Unlike simple relaxation, Wuji embodies dynamic readiness: the musculoskeletal frame remains aligned, fascia maintains elastic potential, and the nervous system is primed for spontaneous adaptation.
Return to Wuji is not the end of practice but the renewal of it. Each cycle of Song leads to Wuji, and from Wuji arises fresh Taiji. In this way, Wuji is both origin and culmination — the living ground from which all movement emerges and to which all dissolves.
The Spiritual Dimension of Song (神鬆, shen song) represents the highest maturation of Taijiquan practice. If physical release (shen song, 身鬆) refines the body, and mental release (xin song, 心鬆) unifies body and mind, then spiritual release (shen song, 神鬆) dissolves even the subtlest divisions of being.
In Illumination of Spirit (神明, shen ming), the practitioner transcends personal limitation, allowing awareness to shine without obstruction. In Union with Dao (與道合一, yu dao he yi), the individual sense of self merges seamlessly with the great flow of nature (Dao, 道), no longer acting against it but as an expression of it. Finally, in Return to Wuji (復無極, fu wuji), even the polarity of self and Dao dissolves — the practice returns to the undifferentiated stillness that is both origin and culmination.

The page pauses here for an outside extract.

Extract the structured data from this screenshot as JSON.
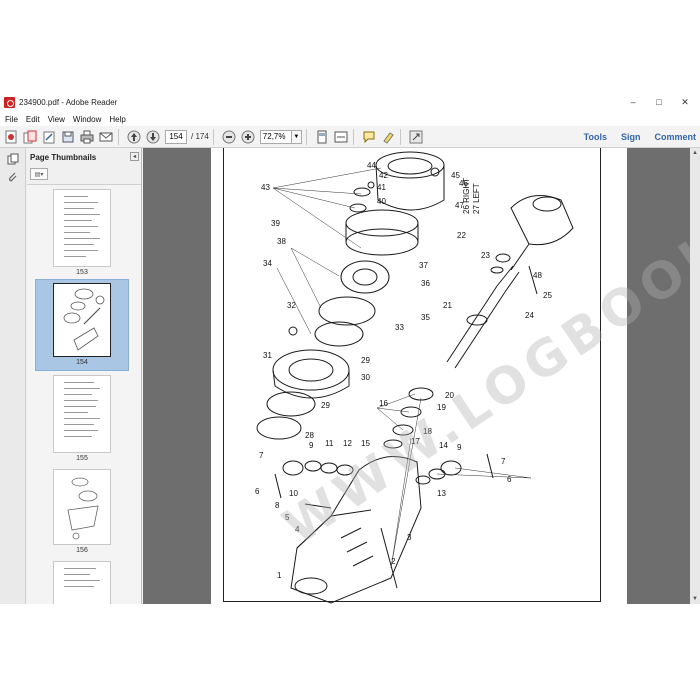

From a modern perspective, this progression mirrors a deepening of nervous system regulation, cognitive quieting, and integration of embodied awareness — culminating in states of effortless flow, timeless presence, and profound adaptability. Yet in the traditional framework, these states are not merely psychological, but ontological: they point to the ultimate realization of Taijiquan as Dao embodied.
At this stage, there is no longer “practicing Taijiquan.” There is only Taiji itself, arising from Wuji, endlessly returning to Wuji. The practitioner becomes both the process and the source — form and formlessness, movement and stillness, Dao and Wuji — indivisible.